I think there’s places for extreme skeuomorphism even if it’s not suitable everywhere. Nothing wrong with letting the designer have fun with absurdly detailed buttons for a game UI for example.
> The thing I hate the most in the UI nowadays is to be randomly touching/clicking around to find what is touchable/clickable.
Yeah, it reminds me of the old graphic text adventure games (e.g. Zak McKracken) where you had to hover the mouse over the entire screen to find the thing you are supposed to click on. If you're luck, the cursor might change shape. I generally prefer UIs to not be puzzles.
Yeah, if you think of terminal programs like old text adventure games that you have to keep typing stuff until something works, they're literally trying to make GUIs as unintuitive as terminals now.

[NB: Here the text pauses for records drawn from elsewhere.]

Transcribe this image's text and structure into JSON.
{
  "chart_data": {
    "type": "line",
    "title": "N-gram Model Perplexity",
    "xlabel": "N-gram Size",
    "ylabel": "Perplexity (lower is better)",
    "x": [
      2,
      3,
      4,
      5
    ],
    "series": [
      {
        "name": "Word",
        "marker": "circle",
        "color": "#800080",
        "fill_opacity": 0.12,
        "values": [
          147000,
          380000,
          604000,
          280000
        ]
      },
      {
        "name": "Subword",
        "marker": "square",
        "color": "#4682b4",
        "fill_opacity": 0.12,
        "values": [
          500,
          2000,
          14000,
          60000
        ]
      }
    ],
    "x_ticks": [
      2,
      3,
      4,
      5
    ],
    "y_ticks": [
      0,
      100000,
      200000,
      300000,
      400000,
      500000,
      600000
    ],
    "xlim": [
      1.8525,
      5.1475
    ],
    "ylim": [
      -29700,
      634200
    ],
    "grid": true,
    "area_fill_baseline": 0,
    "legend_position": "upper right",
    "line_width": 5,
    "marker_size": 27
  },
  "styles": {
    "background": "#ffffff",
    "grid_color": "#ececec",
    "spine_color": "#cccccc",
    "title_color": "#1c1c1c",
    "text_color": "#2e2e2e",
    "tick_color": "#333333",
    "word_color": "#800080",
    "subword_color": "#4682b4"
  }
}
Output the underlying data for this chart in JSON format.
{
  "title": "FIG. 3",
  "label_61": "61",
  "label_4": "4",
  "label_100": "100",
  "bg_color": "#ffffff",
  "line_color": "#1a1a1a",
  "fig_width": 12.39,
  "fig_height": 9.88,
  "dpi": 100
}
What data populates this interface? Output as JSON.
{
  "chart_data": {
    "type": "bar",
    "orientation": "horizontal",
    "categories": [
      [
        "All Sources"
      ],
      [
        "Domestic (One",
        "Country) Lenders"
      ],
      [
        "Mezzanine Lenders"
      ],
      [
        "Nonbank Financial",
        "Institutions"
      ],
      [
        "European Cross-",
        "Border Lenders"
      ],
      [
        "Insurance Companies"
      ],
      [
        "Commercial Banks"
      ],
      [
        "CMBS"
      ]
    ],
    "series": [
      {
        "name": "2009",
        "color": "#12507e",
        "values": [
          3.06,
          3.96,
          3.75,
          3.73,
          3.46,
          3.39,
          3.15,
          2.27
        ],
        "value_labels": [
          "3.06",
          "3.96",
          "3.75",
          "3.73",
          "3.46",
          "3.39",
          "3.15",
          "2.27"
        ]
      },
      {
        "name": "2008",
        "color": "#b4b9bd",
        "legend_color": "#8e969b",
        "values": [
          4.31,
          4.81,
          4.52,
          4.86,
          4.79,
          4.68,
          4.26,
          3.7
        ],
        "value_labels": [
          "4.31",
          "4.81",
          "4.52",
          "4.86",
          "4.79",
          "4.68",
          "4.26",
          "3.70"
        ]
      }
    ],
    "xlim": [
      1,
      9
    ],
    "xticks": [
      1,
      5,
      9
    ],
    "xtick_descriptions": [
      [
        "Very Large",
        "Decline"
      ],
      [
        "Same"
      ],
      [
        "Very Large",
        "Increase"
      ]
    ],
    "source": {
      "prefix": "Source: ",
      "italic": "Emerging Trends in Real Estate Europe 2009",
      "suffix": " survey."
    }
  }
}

Just swipe, shake, tap the corners, try scrolling even if there's scroll bar, until it does something!
To open settings, you're supposed to rotate the phone 180 degrees around the vertical axis, and then 180 degrees in the opposite direction. It's so obvious.
Did you read the first footnote I wrote in the piece? It’s actually about this exact thing you are talking about:
In many graphical interfaces that expect a mouse as input, the programmers will make the clickable area of the upper row buttons the same as the lower row ones, although this will be invisible at first. You can hover with your mouse over the buttons and then, magically, a button shape will appear. It’s not going to be a nice 3D-button shape however but just an outline. This serves no functional purpose. For instead of showing the user where all the buttons are from the outset, the whole affair becomes sort of a hide and seek game, where users have to guess which item they might be able to click.
Yes, skeuomorphism went too far but the pendulum swigged way too far in the opposite direction. Metro, flat, ultra minimalistic design makes user interactions harder when they remove useful visual clues from interfaces.